Akhirnya, pukul 12 teng teng, pas matahari diatas kepala, kami berangkat. Siapa takut! Pertama, saya minta ke Masjid Istiqlal. Ini adalah masjid besar yang saya dambakan sedari dulu. Masjid ini sering digunakan untuk ibadah besar, seperti pelaksanaan sholat tarawih dan sholat Ied bersama Presiden RI di Jakarta. Dulu cuma bisa lihat dari tipi. "Emakkk, anakmu sholat di Masjid Istiqlal loh sekarang! Yihaaaaaa". Sebenarnya masjid ini nggak  begitu sesuai dengan ekspektasi saya. Saya awalnya membayangkan masjid ini bangunan luarnya seperti Istana yang buwesar banget.  Ternyata nggak begitu. Masjid ini bisa dibilang bergaya sederhana, besar sih tapi nggak kelihatan mewah dari luar. Bangunannya memiliki pilar yang besar dan kuat. Semua pilar, rak buku dan segala piranti lainnya berbalut stainless steel. Wih, saya bisa ngaca di masjid Istiqlal. Cling! Selain itu, karpet yang digunakan untuk alas sholat begitu tebal, lembut dan wangi. Saya makin berlama-lama disini. Kamar mandi dan tempat wudhunya tentu bersih dengan air yang cukup segar. Tapi, buat pemula seperti saya, cukup membingungkan untuk berjalan dari bawah saat lepas sepatu, ke tempat wudhu hingga ke tempat sholat. Walaupun ada petunjuk arah, treknya bikin takut nyasar, cyinnnn!

Di depan Masjid Istiqlal terdapat sebuah Gereja Chatedral yang bergaya Spanyol. Saya yang sebenarnya nggak tau sama sekali ada bangunan itu jadi ingin berfoto. Gereja ini kabarnya adalah Gereja yang dipilih Chelsea Olivia dan Glenn Alinskie untuk pemberkatan pernikahan mereka beberapa waktu yang lalu. Nggak penting juga sih ya.

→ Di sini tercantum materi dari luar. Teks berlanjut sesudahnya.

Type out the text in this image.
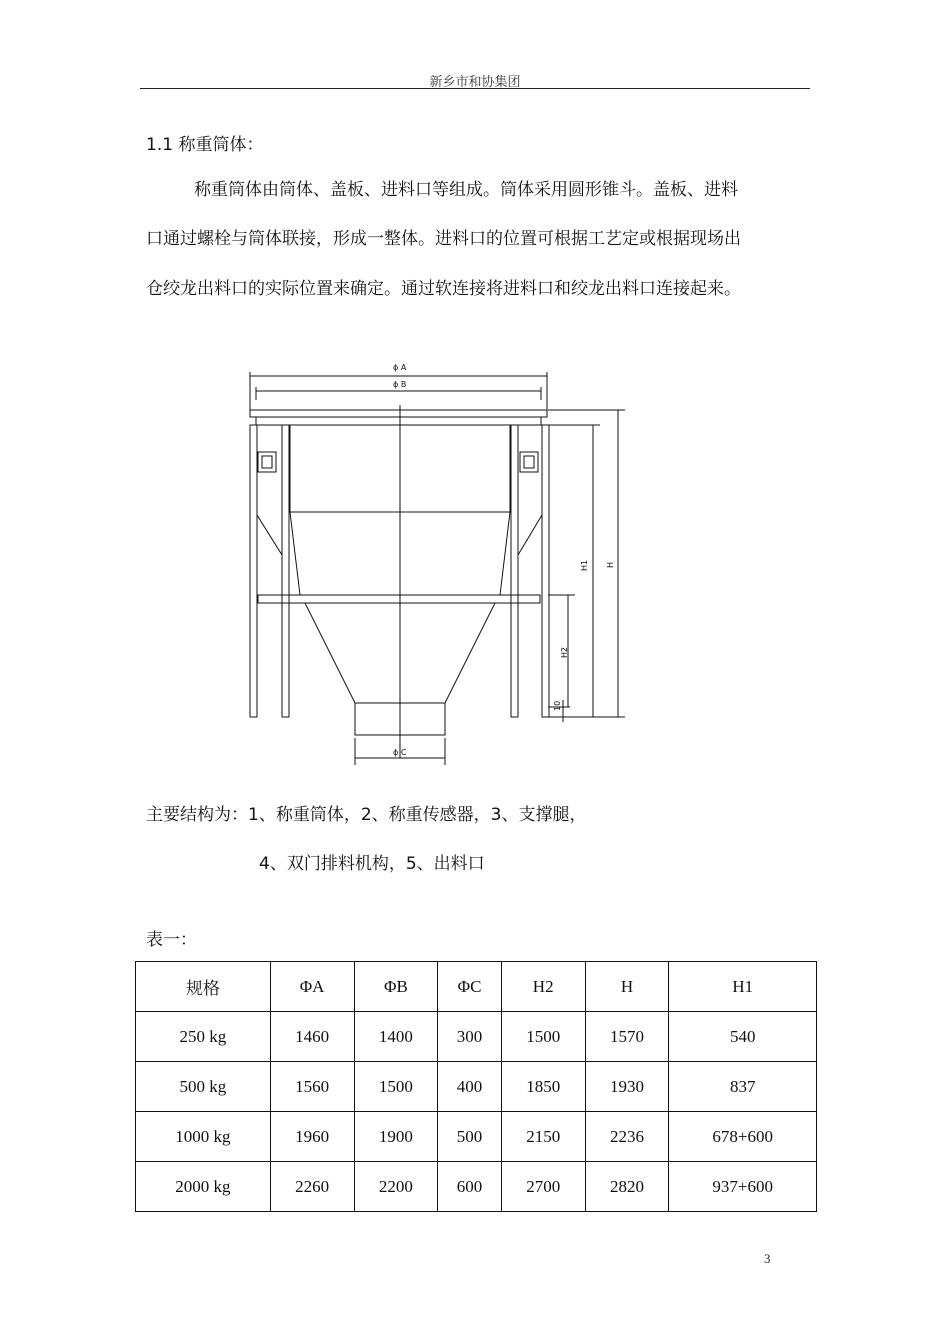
新乡市和协集团
1.1 称重筒体：
称重筒体由筒体、盖板、进料口等组成。筒体采用圆形锥斗。盖板、进料
口通过螺栓与筒体联接，形成一整体。进料口的位置可根据工艺定或根据现场出
仓绞龙出料口的实际位置来确定。通过软连接将进料口和绞龙出料口连接起来。
ϕ A
ϕ B
ϕ C
H
H1
H2
10
主要结构为：1、称重筒体，2、称重传感器，3、支撑腿，
4、双门排料机构，5、出料口
表一：
规格	ΦA	ΦB	ΦC	H2	H	H1
250 kg	1460	1400	300	1500	1570	540
500 kg	1560	1500	400	1850	1930	837
1000 kg	1960	1900	500	2150	2236	678+600
2000 kg	2260	2200	600	2700	2820	937+600
3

Rahmania Santoso : Gereja Katedral Jakarta, Juli 2016

Dari Gereja saya berpindah ke Galeri Nasional Indonesia (GNI) yang terletak di depan Stasiun Gambir. Ho’oh betul, stasiun yang keretanya mahal-mahal itu. Buat yang kere kaya saya gini ya Pasar Senen saja cukup, hehe. GNI sendiri merupakan sebuah museum seni. Pengamanannya cukup ketat. Semua barang ditinggal di dalam loker yang terkunci, pengunjung hanya boleh membawa handphone bukan kamera lainnya. Saat masuk pun harus antre karena berkuota sekitar 30an orang untuk sekali masuk. The best part is it’s free. Karya yang terlihat didalamnya sih karya-karya seni rupa seperti lukisan yang buagus bangeeetttt. Pas masuk, saya sempat merasa ini adalah pameran foto. Tapi pas di dekati ternyata kelihatan loh kalau itu lukisan. Wih sangar! Di depan tembok lukisan yang berjarak sekitar 1 meter, terdapat pembatas yang memisahkan antara pengunjung dan karya seni. Intinya sih kita dilarang memegang apalagi mengambil karya tersebut. Selain karya seni rupa, menurut informasi yang beredar, GNI juga sering mengadakan pemutaran film secara temporary. Sayangnya, saat saya berkunjung pemutaran film tidak sedang berlangsung.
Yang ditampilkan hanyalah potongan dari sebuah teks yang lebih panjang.